Reducing Voltage from 5V Power Bank to 3.7V for Bicycle Lamp: DIY Cable Connection

Hello, I have a bicycle lamp powered by a 3.7V battery.


I would like to be able to power this lamp from the power bank. Just how to change the voltage from 5V to 3.7V? I would like to make a cable for connecting a powerbank - a flashlight that will also reduce the voltage.

Insert two IN4007 diodes in series in the forward direction

Hello,

pawel16150 wrote:

Insert two IN4007 diodes in series in the forward direction

probably only one diode is enough.
My guess is that the "3.7V battery" is simply a lithium-ion cell that is marked that way, that is 3.7V is the "standard" voltage of such a cell.
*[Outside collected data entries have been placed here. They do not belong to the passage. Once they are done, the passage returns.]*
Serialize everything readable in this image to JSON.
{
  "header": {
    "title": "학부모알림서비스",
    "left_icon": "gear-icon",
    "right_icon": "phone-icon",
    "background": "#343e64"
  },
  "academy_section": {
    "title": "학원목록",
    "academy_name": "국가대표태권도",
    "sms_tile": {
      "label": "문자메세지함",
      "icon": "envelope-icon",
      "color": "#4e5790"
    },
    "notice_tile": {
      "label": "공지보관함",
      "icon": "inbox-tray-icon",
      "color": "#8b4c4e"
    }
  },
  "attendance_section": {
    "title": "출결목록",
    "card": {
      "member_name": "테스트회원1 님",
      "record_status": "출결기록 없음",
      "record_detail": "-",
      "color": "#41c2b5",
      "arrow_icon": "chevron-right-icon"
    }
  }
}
A fully charged lithium-ion cell obtains a voltage of 4.2 V, this voltage must rather withstand this lamp, unless it is written in the instructions "under no circumstances should the battery be charged to 100%". Thus, 5 V - 4.2 V = 0.8 V, i.e. more or less one "normal" diode or two Schottky diodes connected in series.
Voltage breaking with a diode has a disadvantage, however, some power is released on the diode, which is lost, i.e. converted into heat. If you want the smallest possible power loss, look for an impulse lowering converter, with an output voltage of 4 V, which can be supplied with voltage from 5 V, having the highest possible efficiency at the current consumed by your lamp.

best regards

The lowest energy loss will be if it discharges the voltage directly from the powerbank's cells (I assume that the cells are connected in parallel and you need to interfere with the powebank's housing) If the lamp works with a 3.7V battery it should have protection against excessive discharge of this type of cells. Of course, a suitable fuse should also be used.